Auto workers. Wal-Mart greeters. Lion tamers. Judging by their track record of wacky dog groomers and folk musicians, Christopher Guest and his band of improv savants could have found humor in any gig. But instead of going where few comics have gone before (say, a gymnasium in Blaine, Missouri), Guest and longtime co-writer Eugene Levy make the disappointing decision with their latest, For Your Consideration, to invest their talents in the diminishing returns of Hollywood, where satirizing the locals is so easy, the script could have been penned by a fourth-grader in Kentucky.
On the set of Home for Purim, a Southern period piece about a family of melodramatic Jews, faded actress Marilyn Hack (Catherine O’Hara) humbly makes the most of what she suspects is a crap film. Playing the terminally ill doyenne, Marilyn drips “kvell” and “mitzvah” through her honeyed vowels and collapses on cue. In her dressing room, Marilyn moans about Hollywood’s emphasis on looks and beauty, only to plead with her makeup artist to give her more blush. Meanwhile, a publicity hack (Carrie Aizley) tries desperately to get any intelligent quotes from producer Jennifer Coolidge, writers Bob Balaban and Michael McKean, or any of Marilyn’s costars (including Parker Posey, who in vintage curls is the spitting image of Katherine Hepburn). It might help if her questions showed more insight than “So, you like writing?,” but the point that Guest and Levy are trying to score is that Hollywood types are—gasp!—shallow.
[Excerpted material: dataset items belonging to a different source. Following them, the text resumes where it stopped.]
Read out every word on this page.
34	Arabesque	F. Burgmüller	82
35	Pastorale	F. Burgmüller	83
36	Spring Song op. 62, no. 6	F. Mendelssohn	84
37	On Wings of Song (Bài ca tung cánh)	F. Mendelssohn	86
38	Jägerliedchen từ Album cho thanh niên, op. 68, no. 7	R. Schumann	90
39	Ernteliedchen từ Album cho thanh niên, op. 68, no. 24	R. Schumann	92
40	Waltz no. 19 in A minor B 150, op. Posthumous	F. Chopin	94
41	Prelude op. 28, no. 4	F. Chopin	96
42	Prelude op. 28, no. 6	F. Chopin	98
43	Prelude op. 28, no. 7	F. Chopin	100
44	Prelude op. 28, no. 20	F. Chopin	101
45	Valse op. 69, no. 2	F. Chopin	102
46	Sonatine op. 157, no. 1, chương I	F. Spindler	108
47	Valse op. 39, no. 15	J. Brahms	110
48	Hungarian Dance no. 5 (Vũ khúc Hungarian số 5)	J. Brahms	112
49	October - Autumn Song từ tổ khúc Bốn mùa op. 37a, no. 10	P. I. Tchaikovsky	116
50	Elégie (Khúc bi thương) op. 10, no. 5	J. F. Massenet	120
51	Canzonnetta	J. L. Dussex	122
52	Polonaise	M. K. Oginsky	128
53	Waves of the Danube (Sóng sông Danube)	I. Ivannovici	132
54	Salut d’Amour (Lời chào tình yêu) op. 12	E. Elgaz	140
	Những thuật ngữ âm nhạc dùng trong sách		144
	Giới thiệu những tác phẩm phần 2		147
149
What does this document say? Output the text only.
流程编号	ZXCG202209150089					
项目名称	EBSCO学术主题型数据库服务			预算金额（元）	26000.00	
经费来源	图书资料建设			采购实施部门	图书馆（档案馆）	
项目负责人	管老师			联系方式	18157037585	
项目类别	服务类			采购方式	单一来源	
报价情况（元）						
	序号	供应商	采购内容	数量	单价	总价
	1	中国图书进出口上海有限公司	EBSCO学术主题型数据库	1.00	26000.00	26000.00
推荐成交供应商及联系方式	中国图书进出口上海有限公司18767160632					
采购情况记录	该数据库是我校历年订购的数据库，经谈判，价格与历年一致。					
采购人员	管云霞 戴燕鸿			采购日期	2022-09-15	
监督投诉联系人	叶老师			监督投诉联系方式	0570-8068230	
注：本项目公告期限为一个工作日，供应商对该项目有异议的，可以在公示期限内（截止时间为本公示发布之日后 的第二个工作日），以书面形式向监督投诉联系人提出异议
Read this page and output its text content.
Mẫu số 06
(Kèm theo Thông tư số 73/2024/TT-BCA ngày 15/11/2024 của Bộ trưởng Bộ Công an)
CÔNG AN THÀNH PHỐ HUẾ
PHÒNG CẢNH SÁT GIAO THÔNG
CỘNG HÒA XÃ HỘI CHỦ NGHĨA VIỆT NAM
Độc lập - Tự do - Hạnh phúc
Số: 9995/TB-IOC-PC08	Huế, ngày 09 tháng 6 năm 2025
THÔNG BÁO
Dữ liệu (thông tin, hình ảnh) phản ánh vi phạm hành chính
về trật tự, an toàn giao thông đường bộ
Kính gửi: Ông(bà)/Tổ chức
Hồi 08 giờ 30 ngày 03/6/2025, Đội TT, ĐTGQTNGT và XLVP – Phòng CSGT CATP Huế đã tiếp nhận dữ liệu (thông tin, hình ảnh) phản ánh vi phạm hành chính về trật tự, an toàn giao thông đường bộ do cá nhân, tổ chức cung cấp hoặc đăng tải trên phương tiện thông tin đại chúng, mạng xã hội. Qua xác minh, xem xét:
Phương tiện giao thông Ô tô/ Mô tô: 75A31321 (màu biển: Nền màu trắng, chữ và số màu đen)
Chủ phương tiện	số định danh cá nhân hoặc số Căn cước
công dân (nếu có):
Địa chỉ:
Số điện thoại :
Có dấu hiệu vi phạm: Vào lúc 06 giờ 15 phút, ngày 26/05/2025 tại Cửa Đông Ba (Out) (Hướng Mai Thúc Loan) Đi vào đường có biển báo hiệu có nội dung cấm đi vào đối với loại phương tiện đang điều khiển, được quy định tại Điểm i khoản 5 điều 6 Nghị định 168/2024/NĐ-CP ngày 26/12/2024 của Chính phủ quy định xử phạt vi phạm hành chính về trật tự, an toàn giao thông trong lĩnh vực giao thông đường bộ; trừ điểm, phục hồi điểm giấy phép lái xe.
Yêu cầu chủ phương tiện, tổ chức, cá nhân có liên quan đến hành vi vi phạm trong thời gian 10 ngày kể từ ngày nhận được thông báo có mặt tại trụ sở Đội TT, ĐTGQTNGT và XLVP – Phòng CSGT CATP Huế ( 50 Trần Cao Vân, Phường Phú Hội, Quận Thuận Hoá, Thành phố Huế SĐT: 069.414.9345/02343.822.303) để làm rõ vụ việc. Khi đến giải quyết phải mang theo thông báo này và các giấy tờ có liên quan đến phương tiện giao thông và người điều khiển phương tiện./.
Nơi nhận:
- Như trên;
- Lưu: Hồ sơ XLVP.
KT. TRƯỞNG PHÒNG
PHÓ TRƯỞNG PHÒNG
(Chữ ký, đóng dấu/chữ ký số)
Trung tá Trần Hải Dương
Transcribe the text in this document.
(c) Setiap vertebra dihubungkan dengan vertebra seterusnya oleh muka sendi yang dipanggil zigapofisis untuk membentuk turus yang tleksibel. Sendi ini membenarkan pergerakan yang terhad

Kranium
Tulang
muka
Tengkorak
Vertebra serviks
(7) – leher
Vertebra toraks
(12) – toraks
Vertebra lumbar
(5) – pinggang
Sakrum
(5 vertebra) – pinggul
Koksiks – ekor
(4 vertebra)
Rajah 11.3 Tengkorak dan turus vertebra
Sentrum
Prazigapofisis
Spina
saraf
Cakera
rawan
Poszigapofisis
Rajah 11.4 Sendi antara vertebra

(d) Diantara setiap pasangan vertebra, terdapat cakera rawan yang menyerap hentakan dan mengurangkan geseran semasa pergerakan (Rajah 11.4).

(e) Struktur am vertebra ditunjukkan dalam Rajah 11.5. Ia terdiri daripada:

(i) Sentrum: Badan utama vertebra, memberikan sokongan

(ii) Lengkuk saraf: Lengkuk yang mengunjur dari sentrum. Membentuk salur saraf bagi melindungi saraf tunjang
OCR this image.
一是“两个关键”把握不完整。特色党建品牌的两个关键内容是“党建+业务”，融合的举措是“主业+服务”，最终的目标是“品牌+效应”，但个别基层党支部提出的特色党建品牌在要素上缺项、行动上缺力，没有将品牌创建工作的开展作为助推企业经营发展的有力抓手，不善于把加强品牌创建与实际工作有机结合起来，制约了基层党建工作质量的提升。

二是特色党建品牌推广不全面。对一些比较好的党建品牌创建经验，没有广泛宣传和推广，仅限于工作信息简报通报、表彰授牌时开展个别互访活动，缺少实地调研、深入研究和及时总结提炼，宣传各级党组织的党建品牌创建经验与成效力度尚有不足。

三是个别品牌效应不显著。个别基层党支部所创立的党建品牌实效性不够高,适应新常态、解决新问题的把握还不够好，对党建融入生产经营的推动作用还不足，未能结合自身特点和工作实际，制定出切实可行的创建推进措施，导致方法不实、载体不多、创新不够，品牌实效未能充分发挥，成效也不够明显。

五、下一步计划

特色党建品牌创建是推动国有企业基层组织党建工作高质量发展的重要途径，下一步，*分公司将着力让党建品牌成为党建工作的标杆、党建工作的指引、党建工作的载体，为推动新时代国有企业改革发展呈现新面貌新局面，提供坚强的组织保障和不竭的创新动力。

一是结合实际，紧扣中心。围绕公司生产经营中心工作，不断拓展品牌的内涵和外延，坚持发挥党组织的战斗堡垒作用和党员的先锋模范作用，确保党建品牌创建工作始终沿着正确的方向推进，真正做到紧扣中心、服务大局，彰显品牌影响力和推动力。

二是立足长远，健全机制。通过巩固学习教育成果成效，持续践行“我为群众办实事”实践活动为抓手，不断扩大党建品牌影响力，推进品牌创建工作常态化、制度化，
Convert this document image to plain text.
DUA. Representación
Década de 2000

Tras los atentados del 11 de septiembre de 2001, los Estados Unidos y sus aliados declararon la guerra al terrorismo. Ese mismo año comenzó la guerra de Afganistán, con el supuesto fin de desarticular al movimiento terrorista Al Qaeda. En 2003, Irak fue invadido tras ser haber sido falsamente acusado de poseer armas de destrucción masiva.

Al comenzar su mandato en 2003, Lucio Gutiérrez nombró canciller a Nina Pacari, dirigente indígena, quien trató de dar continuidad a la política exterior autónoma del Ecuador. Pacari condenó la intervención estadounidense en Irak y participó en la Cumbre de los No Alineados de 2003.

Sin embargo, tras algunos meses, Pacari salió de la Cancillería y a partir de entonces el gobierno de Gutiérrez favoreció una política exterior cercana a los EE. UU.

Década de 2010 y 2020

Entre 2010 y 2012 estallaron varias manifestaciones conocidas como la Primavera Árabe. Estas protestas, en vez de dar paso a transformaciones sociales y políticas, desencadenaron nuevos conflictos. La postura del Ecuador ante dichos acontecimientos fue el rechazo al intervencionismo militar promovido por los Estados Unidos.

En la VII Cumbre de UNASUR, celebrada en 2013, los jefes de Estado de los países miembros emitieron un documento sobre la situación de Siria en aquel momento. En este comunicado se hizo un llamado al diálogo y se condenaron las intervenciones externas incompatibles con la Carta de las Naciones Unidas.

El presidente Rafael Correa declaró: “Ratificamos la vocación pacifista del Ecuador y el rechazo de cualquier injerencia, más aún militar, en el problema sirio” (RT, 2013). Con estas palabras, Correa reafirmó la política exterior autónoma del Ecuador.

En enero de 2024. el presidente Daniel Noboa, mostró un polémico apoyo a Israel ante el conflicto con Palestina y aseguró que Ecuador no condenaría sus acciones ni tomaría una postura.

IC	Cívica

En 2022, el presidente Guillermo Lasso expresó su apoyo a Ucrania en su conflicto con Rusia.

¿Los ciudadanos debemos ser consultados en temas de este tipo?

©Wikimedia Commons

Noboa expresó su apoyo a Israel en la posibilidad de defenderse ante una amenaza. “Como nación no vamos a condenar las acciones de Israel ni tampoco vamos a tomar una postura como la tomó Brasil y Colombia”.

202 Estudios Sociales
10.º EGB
If that news shocks anyone, check your pulse, because you may have been in a coma for 80 years. The yuks keep coming when For Your Consideration daringly reveals that agents are two-faced and studios get nervous about releasing films with what suit Ricky Gervais (resuscitating his Office goon) calls too much “Jewishness.” Because the cast and their lived-in ramblings are top-notch, the film racks up at least a dozen good laughs, but misses at least three times as many opportunities to score a direct hit to the Hollywood system.
Wasting this spot-on ensemble on banalities is as lame as the lameness this script pretends to expose. It’s like building a McDonald’s out of gold bricks. Back when I used to sift through submissions for the Sundance Festival, the glut of Tinseltown satires was a running joke—next to low-budget horror flicks and Very Special Dramas on incest and alcoholism, these identical lampoons were our third biggest genre. To be fair, For Your Consideration is twice as good as the best of these, but that’s still not good enough. The film fumbles for a plot and finds one when Marilyn’s dipthongs mysteriously earn her some Oscar talk. The buzz turns into a roar that sweeps the production and reveals the never-was actress to be a mouse hiding a lion’s ego. Her career reinvigorated, O’Hara’s wrenchingly hopeful Marilyn shoots her lips full of collagen, her forehead full of botox, and her ghastly face oozes through the last half of the comedy as the only balls-out comic bravery in this safe and toothless romp.